Pero algo en él se preguntaba si realmente todo estaba como él lo había dejado. Sus ojos azules se movieron hasta la pared de enfrente, lejos de la puerta. ¿Podría ser...?

     Will tomó lentos pasos para acercarse, y puso sus manos en la sucia tela, cerrando sus ojos y quitándola de una vez, revelando su vieja pizarra de corcho. Aún tenía algunos pines y los restos de hilos rojos, casi como si hubiera sido ayer... Will no pudo evitar suspirar, antes de percatarse de que no estaba solo.

— Veo que llegaste.

Una voz familiar lo trajo de vuelta a la realidad, por lo que Will se volteó para encontrarse con el viejo Crawford mirándolo, apoyado en el marco de la puerta.

— Tú me llamaste Jack. No es como que tenga muchas opciones.

— Pudiste quedarte en Florida, y habría encontrado a alguien más. Pero viniste.

— La última vez tampoco me dejaste escoger —Will alzó una ceja—. Insististe bastante.

     Crawford usualmente se mantenía inexpresivo, pero por un breve segundo, Will creyó ver lo que parecía una sutil sonrisa formarse en los inmóviles labios de Jack.

— No me doy por vencido fácilmente —Crawford admitió, dando un paso adentro de la sala—. Pero la decisión siempre será tuya Will. Y nunca te quedas de brazos cruzados. No cuando hay vidas en riesgo.

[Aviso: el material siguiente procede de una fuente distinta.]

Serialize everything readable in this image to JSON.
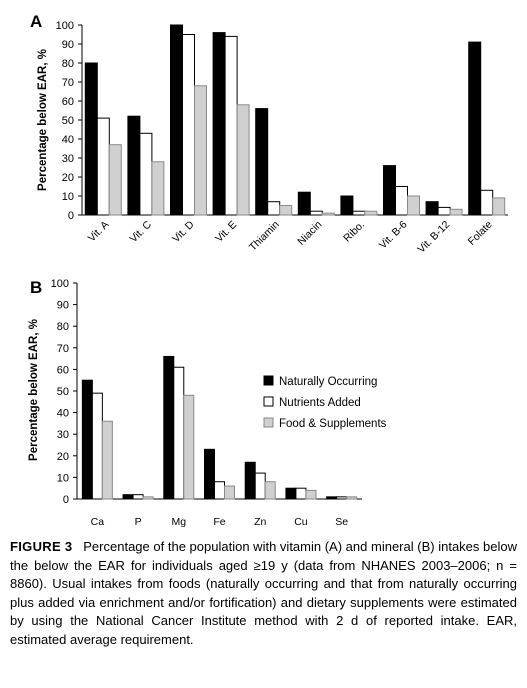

     Will no respondió esta vez. No lo hizo porque sabía que Crawford tenía razón. No le daba miedo enfrentarse a la escoria que perseguían, no le daba miedo morir haciendo su trabajo, no. Pero se sentiría un cobarde si no hiciera nada al respecto, sabiendo que podía salvar vidas. A niños como su propio hijo. No tenía forma de negarlo, por lo que se encogió de hombros, antes de quitarse el abrigo.